Multi-tool positioners are used to set geometry or to assist in securing automotive body parts so that the general operating process can be performed to create a part assembly that meets specifications. Typically as many as about twelve multi-tool positioner units may be used in a fixture and pallet tooling, depending on the parts being assembled. In use, an operator (or automatic equipment) loads an automotive component part, for example, a wheel house inner or even an entire underbody assembly, onto the pallet/fixture. The multi-tool positioner units hold the component parts in position. In the event that a different specified part is entered in to the system the multi-tool positioner units can be manipulated to the required location to accommodate the entering part.

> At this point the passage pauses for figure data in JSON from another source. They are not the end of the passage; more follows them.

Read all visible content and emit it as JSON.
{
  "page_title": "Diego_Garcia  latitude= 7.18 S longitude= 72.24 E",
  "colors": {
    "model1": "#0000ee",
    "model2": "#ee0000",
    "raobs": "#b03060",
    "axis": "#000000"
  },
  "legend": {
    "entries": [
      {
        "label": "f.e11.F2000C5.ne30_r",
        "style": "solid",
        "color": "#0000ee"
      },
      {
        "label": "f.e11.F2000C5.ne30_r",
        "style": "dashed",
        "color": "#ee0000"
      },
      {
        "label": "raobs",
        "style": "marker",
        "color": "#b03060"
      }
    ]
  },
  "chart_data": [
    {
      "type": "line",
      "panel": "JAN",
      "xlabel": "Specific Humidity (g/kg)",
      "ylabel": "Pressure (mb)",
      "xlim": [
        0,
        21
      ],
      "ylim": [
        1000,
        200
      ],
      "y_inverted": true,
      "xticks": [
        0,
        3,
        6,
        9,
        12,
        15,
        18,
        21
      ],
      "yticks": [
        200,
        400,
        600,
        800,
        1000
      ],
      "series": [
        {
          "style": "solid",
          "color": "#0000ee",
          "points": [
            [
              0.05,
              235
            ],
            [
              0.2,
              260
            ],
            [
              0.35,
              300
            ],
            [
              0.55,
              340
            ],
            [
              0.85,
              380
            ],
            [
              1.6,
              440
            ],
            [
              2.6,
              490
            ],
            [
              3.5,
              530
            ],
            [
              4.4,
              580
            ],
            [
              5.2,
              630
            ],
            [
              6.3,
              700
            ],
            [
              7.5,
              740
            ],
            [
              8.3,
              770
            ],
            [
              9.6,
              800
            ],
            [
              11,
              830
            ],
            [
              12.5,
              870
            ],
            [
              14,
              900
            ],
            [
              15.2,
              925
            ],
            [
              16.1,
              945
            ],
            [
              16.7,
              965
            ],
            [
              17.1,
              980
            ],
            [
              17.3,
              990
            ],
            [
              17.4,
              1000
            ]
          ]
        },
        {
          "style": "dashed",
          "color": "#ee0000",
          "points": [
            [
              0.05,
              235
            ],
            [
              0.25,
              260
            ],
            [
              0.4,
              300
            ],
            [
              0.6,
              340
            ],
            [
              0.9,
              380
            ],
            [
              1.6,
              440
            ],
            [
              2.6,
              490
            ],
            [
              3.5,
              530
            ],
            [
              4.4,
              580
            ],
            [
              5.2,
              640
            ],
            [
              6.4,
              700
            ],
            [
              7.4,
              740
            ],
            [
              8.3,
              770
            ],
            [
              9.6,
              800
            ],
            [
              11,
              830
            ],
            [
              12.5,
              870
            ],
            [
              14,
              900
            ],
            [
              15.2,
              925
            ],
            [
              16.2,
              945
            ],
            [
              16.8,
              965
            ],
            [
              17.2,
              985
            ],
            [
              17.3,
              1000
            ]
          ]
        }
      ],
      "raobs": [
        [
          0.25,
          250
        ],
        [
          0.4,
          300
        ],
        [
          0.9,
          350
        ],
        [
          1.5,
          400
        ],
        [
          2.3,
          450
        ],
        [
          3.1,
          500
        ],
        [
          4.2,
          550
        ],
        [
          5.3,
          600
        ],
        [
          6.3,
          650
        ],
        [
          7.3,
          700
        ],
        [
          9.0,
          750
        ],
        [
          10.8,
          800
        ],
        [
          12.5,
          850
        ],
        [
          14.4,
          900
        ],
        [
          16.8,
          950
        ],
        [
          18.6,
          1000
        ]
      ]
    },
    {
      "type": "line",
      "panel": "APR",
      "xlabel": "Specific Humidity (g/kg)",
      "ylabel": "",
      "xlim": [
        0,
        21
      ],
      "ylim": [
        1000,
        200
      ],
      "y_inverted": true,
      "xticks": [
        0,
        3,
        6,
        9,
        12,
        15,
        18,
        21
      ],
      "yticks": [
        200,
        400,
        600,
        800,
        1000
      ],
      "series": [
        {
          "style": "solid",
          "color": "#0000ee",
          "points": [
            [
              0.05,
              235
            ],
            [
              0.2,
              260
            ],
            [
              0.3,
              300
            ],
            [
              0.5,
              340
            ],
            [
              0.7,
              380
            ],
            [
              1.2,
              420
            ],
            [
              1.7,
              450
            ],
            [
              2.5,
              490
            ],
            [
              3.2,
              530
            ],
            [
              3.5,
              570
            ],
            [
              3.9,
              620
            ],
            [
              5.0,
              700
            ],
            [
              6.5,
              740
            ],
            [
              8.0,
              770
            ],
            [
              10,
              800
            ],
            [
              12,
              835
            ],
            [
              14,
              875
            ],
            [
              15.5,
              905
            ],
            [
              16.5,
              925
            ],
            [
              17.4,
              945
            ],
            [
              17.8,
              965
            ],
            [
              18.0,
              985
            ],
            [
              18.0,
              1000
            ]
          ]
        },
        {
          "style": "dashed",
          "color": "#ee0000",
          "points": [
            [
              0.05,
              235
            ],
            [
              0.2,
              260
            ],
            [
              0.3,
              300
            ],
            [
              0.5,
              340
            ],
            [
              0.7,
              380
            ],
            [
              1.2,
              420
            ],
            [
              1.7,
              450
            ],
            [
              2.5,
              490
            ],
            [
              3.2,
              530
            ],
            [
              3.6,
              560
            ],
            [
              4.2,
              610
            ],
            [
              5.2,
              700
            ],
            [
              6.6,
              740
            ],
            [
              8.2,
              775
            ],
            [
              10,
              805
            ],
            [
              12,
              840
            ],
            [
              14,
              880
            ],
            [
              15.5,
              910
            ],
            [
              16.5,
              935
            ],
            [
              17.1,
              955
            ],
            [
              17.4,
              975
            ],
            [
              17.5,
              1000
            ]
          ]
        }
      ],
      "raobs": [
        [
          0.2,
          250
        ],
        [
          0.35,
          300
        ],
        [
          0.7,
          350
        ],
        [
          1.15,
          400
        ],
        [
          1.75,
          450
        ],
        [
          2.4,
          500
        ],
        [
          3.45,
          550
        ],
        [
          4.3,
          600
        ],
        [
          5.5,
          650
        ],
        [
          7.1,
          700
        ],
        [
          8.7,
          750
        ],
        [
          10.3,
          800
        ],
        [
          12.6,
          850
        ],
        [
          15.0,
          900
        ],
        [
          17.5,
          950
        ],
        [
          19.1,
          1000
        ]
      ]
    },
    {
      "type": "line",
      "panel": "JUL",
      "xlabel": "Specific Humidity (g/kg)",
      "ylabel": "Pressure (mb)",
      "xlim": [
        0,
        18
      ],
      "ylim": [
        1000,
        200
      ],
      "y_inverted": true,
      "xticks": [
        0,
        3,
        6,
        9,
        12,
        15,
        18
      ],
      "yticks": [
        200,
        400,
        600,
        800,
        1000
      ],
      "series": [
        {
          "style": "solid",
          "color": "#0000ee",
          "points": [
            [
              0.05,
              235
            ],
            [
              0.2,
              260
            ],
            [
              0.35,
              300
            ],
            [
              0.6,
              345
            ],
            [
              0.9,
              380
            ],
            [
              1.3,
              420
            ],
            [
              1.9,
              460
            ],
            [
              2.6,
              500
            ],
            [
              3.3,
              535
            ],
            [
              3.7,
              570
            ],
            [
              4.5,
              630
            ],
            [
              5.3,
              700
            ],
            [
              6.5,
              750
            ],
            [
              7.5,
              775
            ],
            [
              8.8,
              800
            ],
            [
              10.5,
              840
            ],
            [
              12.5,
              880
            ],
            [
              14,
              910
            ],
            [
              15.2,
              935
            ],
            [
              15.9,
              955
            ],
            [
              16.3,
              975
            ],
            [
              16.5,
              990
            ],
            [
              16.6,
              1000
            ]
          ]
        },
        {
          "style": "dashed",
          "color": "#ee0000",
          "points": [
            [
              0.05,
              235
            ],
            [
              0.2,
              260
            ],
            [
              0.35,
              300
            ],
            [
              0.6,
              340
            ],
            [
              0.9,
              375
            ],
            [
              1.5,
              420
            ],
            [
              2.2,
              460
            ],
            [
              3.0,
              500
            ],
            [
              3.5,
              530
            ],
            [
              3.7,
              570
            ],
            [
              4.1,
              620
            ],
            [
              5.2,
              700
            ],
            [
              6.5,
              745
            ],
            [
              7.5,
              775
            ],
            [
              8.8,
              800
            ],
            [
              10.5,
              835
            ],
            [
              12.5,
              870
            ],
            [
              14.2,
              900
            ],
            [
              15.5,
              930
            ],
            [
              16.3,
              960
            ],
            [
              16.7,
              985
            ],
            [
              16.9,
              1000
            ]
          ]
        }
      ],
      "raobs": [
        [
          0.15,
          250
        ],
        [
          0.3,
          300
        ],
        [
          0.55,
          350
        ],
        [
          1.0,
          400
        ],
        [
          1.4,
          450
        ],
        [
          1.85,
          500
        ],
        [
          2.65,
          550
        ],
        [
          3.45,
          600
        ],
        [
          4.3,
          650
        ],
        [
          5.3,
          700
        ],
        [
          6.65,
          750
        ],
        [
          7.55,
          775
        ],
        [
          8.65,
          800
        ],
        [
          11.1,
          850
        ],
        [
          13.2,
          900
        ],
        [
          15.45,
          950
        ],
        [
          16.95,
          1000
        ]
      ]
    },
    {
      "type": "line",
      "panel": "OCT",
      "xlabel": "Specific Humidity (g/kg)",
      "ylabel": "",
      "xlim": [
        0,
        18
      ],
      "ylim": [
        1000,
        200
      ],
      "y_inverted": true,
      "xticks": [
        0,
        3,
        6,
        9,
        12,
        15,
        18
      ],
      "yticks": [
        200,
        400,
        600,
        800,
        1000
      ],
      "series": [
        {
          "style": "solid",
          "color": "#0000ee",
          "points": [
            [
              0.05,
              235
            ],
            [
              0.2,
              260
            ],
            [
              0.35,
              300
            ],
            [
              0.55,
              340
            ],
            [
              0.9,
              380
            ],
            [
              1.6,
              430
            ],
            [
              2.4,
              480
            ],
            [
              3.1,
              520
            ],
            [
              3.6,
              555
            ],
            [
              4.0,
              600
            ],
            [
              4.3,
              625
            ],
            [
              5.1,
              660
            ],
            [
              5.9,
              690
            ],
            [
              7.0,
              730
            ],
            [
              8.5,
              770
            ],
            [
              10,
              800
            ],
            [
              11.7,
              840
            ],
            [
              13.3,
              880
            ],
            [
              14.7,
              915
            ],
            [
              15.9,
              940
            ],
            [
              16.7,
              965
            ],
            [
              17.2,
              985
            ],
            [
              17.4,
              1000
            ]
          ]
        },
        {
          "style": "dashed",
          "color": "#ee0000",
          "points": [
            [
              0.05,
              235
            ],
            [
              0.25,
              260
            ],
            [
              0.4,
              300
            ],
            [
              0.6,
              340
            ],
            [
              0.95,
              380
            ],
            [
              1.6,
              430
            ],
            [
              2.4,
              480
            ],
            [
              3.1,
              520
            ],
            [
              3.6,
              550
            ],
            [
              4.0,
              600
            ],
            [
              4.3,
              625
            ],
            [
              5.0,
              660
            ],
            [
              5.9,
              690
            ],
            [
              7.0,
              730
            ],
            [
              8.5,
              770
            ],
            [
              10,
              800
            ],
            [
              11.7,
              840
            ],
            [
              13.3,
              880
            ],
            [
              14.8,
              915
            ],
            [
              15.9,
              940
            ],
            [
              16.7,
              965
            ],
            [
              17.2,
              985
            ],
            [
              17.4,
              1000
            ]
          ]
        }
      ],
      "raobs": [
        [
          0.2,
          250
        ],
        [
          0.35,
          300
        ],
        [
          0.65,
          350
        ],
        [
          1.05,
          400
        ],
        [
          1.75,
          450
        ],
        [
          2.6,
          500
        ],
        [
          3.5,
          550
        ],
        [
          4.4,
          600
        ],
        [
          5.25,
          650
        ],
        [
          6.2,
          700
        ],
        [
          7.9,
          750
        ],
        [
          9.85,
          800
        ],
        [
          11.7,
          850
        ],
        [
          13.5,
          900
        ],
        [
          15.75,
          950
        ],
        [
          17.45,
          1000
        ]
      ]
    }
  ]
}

The multi-tool positioner unit must be able to be moved in three orthogonal directions to achieve the required flexibility. The unit is adjustable through a braking system. The braking system may be released to reconfigure the multi-tool positioner unit to a different required position. More particularly, the multi-tool positioner units can be repositioned by engaging socket type connections, either manually or by using robotic end of arm tooling. From any given position, the brakes may be released individually or sequentially to obtain the next desired position. Once the next position is obtained, the manual device or robotic end of arm tooling will engage the brake to hold the multi-tool positioner unit in that position. The multi-tool positioner units must also accommodate locational tolerances required to compensate for manufacturing tolerances inherent in the various body parts and in the multi-tool positioner unit itself, while holding the tool in the desired position. Moreover, the brakes should be able to withstand minor collisions or pressure exerted by external forces.
Conventional multi-tool positioner units generally include spherical bearings in the lower pivot assembly to provide positional compliance and/or locational tolerance. Upper pivot assemblies hold a desired position with surface contact bearing method utilizing coated fitted bearings.